Historic district in New York, United States

Elmwood Historic District–East is a national historic district located at Buffalo, Erie County, New York. The district encompasses 2,405 contributing buildings, 31 contributing structures, and 14 contributing objects in the Elmwood Village neighborhood of Buffalo. It is bounded on the north by Delaware Park, Forest Lawn Cemetery, and the former Buffalo State Asylum, on the south by the Allentown Historic District, and on the west by the Elmwood Historic District–West. This predominantly residential district developed between about 1867 and 1965, and includes notable examples of Queen Anne, Shingle Style, Colonial Revival, Tudor Revival, and American Craftsman style architecture.
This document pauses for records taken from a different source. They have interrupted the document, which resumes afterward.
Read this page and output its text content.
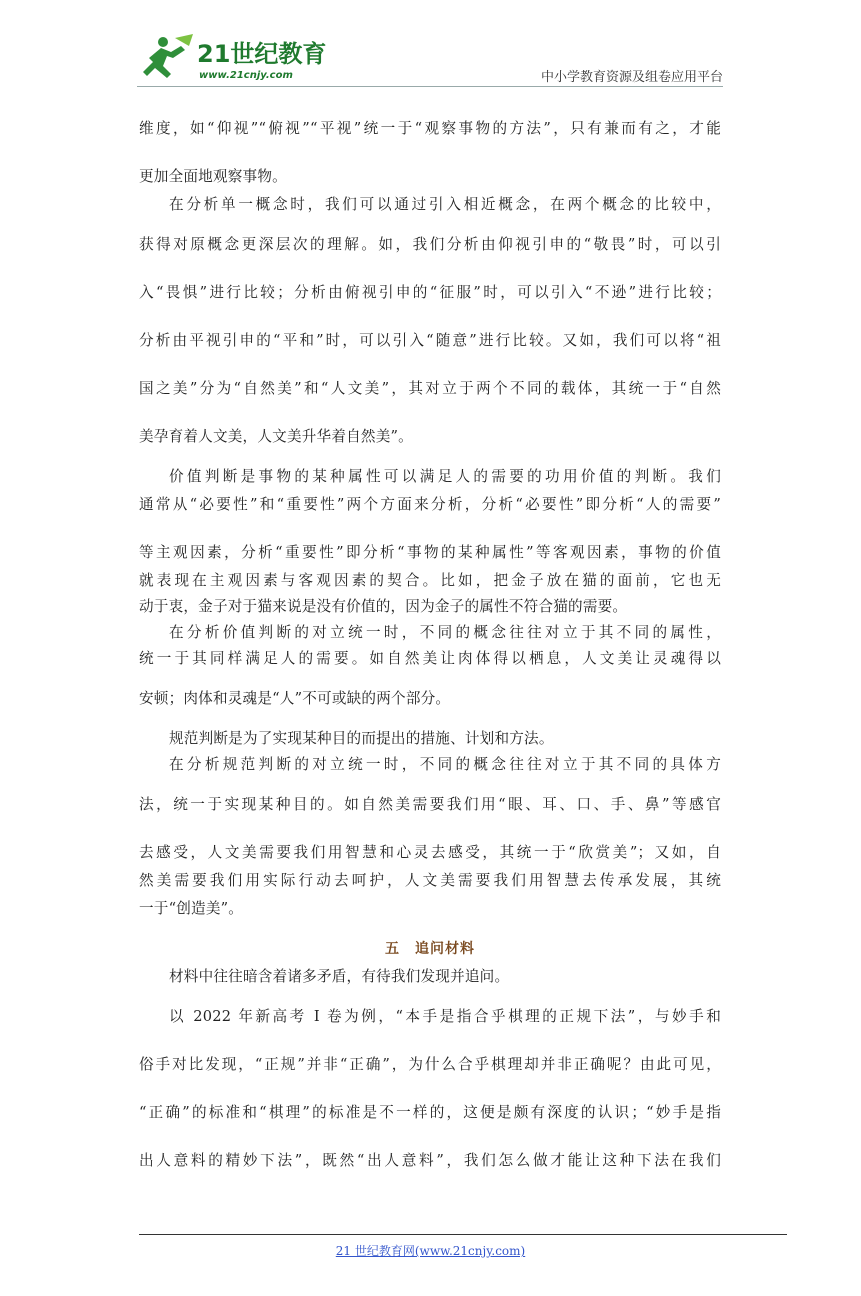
21世纪教育
www.21cnjy.com	中小学教育资源及组卷应用平台
维度，如“仰视”“俯视”“平视”统一于“观察事物的方法”，只有兼而有之，才能
更加全面地观察事物。
在分析单一概念时，我们可以通过引入相近概念，在两个概念的比较中，
获得对原概念更深层次的理解。如，我们分析由仰视引申的“敬畏”时，可以引
入“畏惧”进行比较；分析由俯视引申的“征服”时，可以引入“不逊”进行比较；
分析由平视引申的“平和”时，可以引入“随意”进行比较。又如，我们可以将“祖
国之美”分为“自然美”和“人文美”，其对立于两个不同的载体，其统一于“自然
美孕育着人文美，人文美升华着自然美”。
价值判断是事物的某种属性可以满足人的需要的功用价值的判断。我们
通常从“必要性”和“重要性”两个方面来分析，分析“必要性”即分析“人的需要”
等主观因素，分析“重要性”即分析“事物的某种属性”等客观因素，事物的价值
就表现在主观因素与客观因素的契合。比如，把金子放在猫的面前，它也无
动于衷，金子对于猫来说是没有价值的，因为金子的属性不符合猫的需要。
在分析价值判断的对立统一时，不同的概念往往对立于其不同的属性，
统一于其同样满足人的需要。如自然美让肉体得以栖息，人文美让灵魂得以
安顿；肉体和灵魂是“人”不可或缺的两个部分。
规范判断是为了实现某种目的而提出的措施、计划和方法。
在分析规范判断的对立统一时，不同的概念往往对立于其不同的具体方
法，统一于实现某种目的。如自然美需要我们用“眼、耳、口、手、鼻”等感官
去感受，人文美需要我们用智慧和心灵去感受，其统一于“欣赏美”；又如，自
然美需要我们用实际行动去呵护，人文美需要我们用智慧去传承发展，其统
一于“创造美”。
五　追问材料
材料中往往暗含着诸多矛盾，有待我们发现并追问。
以 2022 年新高考 I 卷为例，“本手是指合乎棋理的正规下法”，与妙手和
俗手对比发现，“正规”并非“正确”，为什么合乎棋理却并非正确呢？由此可见，
“正确”的标准和“棋理”的标准是不一样的，这便是颇有深度的认识；“妙手是指
出人意料的精妙下法”，既然“出人意料”，我们怎么做才能让这种下法在我们
21 世纪教育网(www.21cnjy.com)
The district contains one of the most intact collections of built resources from turn of the 20th century in the city of Buffalo and western New York State. Located in the district are 17 contributing properties previously listed on the NRHP in their own right, including the Buffalo Seminary, Garret Club, James and Fanny How House, Edgar W. Howell House, Edwin M. and Emily S. Johnston House, Col. William Kelly House, Lafayette Avenue Presbyterian Church, Parke Apartments, and the Unitarian Universalist Church of Buffalo. Other notable buildings include the Frank Lloyd Wright designed William R. Heath House (1904–1905), Herbert H. Hewitt House (c. 1898), School 56 (1910–1911), the Harlow House (c. 1892), A. Conger Goodyear house (c. 1908), Alexander Main Curtiss House (now the Ronald McDonald House, 1895), Nardin Academy campus (c. 1914), and Coatsworth House (1897).

It was listed on the National Register of Historic Places in 2016.